華嚴經ノ中ニ。菩薩一念心ノ瞋恚ノ火ニ因テ。無量億却ノ功德法財ヲ燒失フトアル。論語ニ。一朝忿忘其身以及其親。非惑矣トアル。諸經論ノ因緣ハ數多アルコトシヤガ。ソノ中ニ一事ヲイハハ。西域記等ニ。佛滅後健駄邏國ニ一ノ羅漢アリ。一沙彌隨侍ス。此羅漢常ニ禪定ニ入テ。食時コトニ繩床ナカラ龍宮ノ請ヲ受ク。此沙彌心ニ疑フ。和上毎日何ノ處ニ受請アルト。一日繩床ノ下ニ隱レテ試ム。凡ソ佛ハ常ニ念ニ忘失ナキニ由テ。入定出定ノ隔ナキト云コトシヤ。羅漢ハ其德滿足ニ至ラザル故。憶念ナケレハ凡夫ニ同シキト云コトシヤ。此日モ羅漢常ノ如ク繩床ナカラ龍宮ニ到ル。沙彌ノ繩床ノ下ヨリ出ルヲ見テ。此處ハ汝カ來ルヘキニアラスト。龍王モ此凡夫僧ノ來ルヲ悅バズ。

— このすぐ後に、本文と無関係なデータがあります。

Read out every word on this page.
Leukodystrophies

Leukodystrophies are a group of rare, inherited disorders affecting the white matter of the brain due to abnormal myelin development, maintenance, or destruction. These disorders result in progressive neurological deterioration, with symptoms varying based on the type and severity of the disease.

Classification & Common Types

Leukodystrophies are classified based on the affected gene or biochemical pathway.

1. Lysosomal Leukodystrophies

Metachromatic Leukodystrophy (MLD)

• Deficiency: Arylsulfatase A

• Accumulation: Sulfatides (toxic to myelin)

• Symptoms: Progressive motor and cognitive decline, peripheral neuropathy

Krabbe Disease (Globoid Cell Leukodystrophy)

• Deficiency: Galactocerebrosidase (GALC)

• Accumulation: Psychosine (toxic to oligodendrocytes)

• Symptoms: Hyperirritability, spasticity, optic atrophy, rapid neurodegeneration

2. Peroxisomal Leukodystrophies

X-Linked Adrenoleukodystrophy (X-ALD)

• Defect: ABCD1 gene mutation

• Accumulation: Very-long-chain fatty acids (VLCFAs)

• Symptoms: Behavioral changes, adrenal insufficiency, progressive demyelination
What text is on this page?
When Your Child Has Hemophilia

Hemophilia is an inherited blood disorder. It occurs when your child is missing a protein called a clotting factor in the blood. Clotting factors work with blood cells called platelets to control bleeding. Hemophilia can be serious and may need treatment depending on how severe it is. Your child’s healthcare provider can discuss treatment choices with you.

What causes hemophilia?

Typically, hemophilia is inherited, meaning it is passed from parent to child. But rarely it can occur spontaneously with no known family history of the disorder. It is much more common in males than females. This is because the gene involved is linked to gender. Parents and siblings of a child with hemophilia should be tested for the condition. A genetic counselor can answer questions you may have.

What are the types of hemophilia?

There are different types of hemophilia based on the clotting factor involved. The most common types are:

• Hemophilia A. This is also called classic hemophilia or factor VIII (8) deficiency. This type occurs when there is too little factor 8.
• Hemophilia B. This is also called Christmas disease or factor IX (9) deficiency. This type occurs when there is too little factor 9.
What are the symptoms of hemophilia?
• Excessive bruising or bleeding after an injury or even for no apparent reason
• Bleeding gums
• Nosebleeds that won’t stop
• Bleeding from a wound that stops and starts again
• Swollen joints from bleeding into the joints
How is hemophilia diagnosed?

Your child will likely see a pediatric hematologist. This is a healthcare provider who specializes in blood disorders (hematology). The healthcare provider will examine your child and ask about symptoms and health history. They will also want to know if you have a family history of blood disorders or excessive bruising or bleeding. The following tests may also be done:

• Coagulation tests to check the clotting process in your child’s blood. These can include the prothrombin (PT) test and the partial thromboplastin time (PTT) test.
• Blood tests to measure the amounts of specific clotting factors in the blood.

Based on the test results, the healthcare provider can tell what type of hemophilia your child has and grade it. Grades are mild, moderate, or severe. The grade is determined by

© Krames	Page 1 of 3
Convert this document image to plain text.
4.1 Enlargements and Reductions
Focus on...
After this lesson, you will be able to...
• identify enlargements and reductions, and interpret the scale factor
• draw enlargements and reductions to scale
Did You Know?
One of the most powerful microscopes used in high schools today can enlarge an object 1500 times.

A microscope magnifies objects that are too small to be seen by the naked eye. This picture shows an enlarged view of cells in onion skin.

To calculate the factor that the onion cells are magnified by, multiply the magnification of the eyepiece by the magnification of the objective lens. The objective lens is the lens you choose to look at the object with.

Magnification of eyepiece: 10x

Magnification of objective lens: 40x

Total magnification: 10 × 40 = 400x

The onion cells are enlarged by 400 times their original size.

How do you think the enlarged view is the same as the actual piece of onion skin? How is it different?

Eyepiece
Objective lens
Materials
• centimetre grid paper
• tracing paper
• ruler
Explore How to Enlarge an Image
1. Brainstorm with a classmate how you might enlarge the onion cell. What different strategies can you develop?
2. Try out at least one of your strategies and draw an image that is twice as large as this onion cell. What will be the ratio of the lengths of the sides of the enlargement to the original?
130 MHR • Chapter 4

新字:華厳経ノ中ニ。菩薩一念心ノ瞋恚ノ火ニ因テ。無量億却ノ功徳法財ヲ焼失フトアル。論語ニ。一朝忿忘其身以及其親。非惑矣トアル。諸経論ノ因縁ハ数多アルコトシヤガ。ソノ中ニ一事ヲイハハ。西域記等ニ。仏滅後健駄邏国ニ一ノ羅漢アリ。一沙弥随侍ス。此羅漢常ニ禅定ニ入テ。食時コトニ縄床ナカラ竜宮ノ請ヲ受ク。此沙弥心ニ疑フ。和上毎日何ノ処ニ受請アルト。一日縄床ノ下ニ隠レテ試ム。凡ソ仏ハ常ニ念ニ忘失ナキニ由テ。入定出定ノ隔ナキト云コトシヤ。羅漢ハ其徳満足ニ至ラザル故。憶念ナケレハ凡夫ニ同シキト云コトシヤ。此日モ羅漢常ノ如ク縄床ナカラ竜宮ニ到ル。沙弥ノ縄床ノ下ヨリ出ルヲ見テ。此処ハ汝カ来ルヘキニアラスト。竜王モ此凡夫僧ノ来ルヲ悦バズ。

書き下し

華厳経ノ中ニ。菩薩一念心ノ瞋恚ノ火ニ因テ。無量億却ノ功徳法財ヲ焼失フトアル。論語ニ。一朝忿忘其身以及其親。非惑矣トアル。諸経論ノ因縁ハ数多アルコトシヤガ。ソノ中ニ一事ヲイハハ。西域記等ニ。仏滅後健駄邏国ニ一ノ羅漢アリ。一沙弥随侍ス。此羅漢常ニ禅定ニ入テ。食時コトニ縄床ナカラ竜宮ノ請ヲ受ク。此沙弥心ニ疑フ。和上毎日何ノ処ニ受請アルト。一日縄床ノ下ニ隠レテ試ム。凡ソ仏ハ常ニ念ニ忘失ナキニ由テ。入定出定ノ隔ナキト云コトシヤ。羅漢ハ其徳満足ニ至ラザル故。憶念ナケレハ凡夫ニ同シキト云コトシヤ。此日モ羅漢常ノ如ク縄床ナカラ竜宮ニ到ル。沙弥ノ縄床ノ下ヨリ出ルヲ見テ。此処ハ汝カ来ルヘキニアラスト。竜王モ此凡夫僧ノ来ルヲ悅バズ。

現代語訳

華厳経の中に、菩薩が一念の心の瞋恚の火によって、無量億劫の功徳の法財を焼き失う、とある。論語に、「一朝の怒りにその身を忘れて、その災いが親にまで及ぶのは、惑いではないか」とある。諸々の経論の因縁は数多くあるが、その中の一つの事を言えば、西域記などに、仏滅後、健駄邏国に一人の羅漢がいた。一人の沙弥が付き従っていた。この羅漢は常に禅定に入って、食事の時ごとに縄床に座ったまま龍宮の招きを受けていた。この沙弥は心に疑った。和尚は毎日どこで招きを受けておられるのか、と。ある日、縄床の下に隠れて試みた。およそ仏は常に念に忘失がないので、定に入ることと定を出ることの隔てがないということである。羅漢はその徳が満足に至らないので、憶念がなければ凡夫と同じということである。この日も羅漢はいつものように縄床に座ったまま龍宮に着いた。沙弥が縄床の下から出てくるのを見て、「ここはお前の来るべき所ではない」と言った。龍王も、この凡夫の僧が来たのを喜ばなかった。

解説

一瞬の怒りが積み上げた功徳を焼き尽くすという華厳経の句と、一時の怒りで身を忘れ親にまで禍を及ぼすのは惑いだという論語顔淵篇の句を引き、大唐西域記などに伝わる沙弥の話に入る。健駄邏国の羅漢は、食事どきになると縄床に座ったまま龍宮に招かれていた。好奇心から縄床の下に隠れてついて行った沙弥は、師に来るべき所ではないとたしなめられ、龍王にも歓迎されない。尊者は途中で、羅漢は仏と違い、心をとどめていなければ凡夫と同じだと補う。怒りの種がまかれる場面である。